B. Perumusan Masalah Kebijakan diversifikasi pangan dicanangkan oleh pemerintah sebagai perwujudan dari sasaran penganekaragaman jenis pangan yang dikonsumsi masyarakat Indonesia dilakukan guna mengurangi ketergantungan dan dampaknya terhadap konsumsi beras. Diversifikasi pangan itu sendiri mencakup lingkup diversifikasi konsumsi pangan dan diversifikasi produksi pangan. Salah satu wujud dari kedua lingkup diversifikasi tersebut dapat dilihat melalui pelaksanaan Program MP3L yang mengembangkan olahan pangan lokal dengan memanfaatkan produksi komoditas pangan lokal serta kebiasaan masyarakat untuk mengonsumsi pangan lokal. Hasil dari program ini adalah terciptanya produk sandingan beras berbahan dasar ubi kayu segar yang dinamakan Beras Siger.

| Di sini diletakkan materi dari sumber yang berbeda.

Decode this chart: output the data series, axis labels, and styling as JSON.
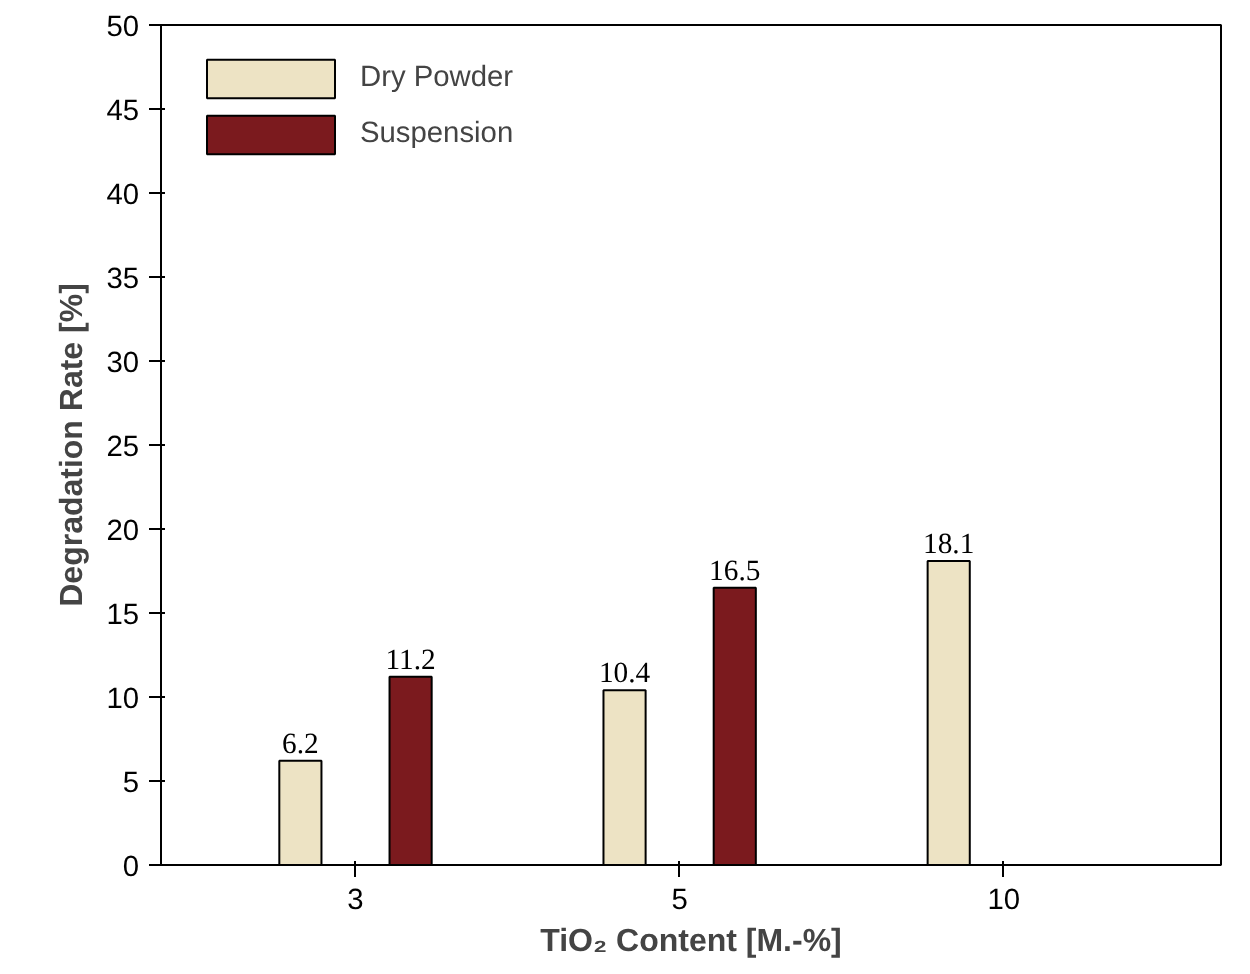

Program MP3L di Provinsi Lampung dilaksanakan mulai tahun 2013 dimana Desa Pancasila Kecamatan Natar merupakan satu-satunya desa di Kabupaten
9
Lampung Selatan Provinsi Lampung yang menjadi pelaksana program tersebut. Terdorong dari tujuan pertama program, yaitu terjadinya diversifikasi konsumsi pangan bebasis pangan lokal, maka pola konsumsi pangan masyarakat sebagai pelaksana program perlu diamati untuk mengukur adopsinya terhadap pelaksanaan program. Pengelola program di Desa Pancasila yang terdiri dari kelompok PKK merupakan sasaran utama penerima Beras Siger yang diproduksi. Namun, kebutuhan Beras Siger terhadap ubi kayu sebagai bahan baku utama produksinya menjadikan petani ubi kayu berperan serta dalam pelaksanaan program, sehingga petani ubi kayu memahami keberadaan program serta turut andil dalam pelaksanaan program, baik dengan turut mengonsumsi Beras Siger maupun dengan mengonsumsi olahan ubi kayu dari hasil panen yang diterimanya. Dalam penelitian ini akan dilakukan pengukuran pola konsumsi pangan petani ubi kayu di Desa Pancasila yang diduga terpengaruh Program MP3L untuk kembali pada pola pangan pokok yang berbasis ubi kayu. Pengukuran tersebut akan dilakukan dengan melihat skor PPH, sedangkan untuk melihat pengaruh program maka akan dibandingkan antara skor PPH petani ubi kayu pelaksana dan non pelaksana Program MP3L.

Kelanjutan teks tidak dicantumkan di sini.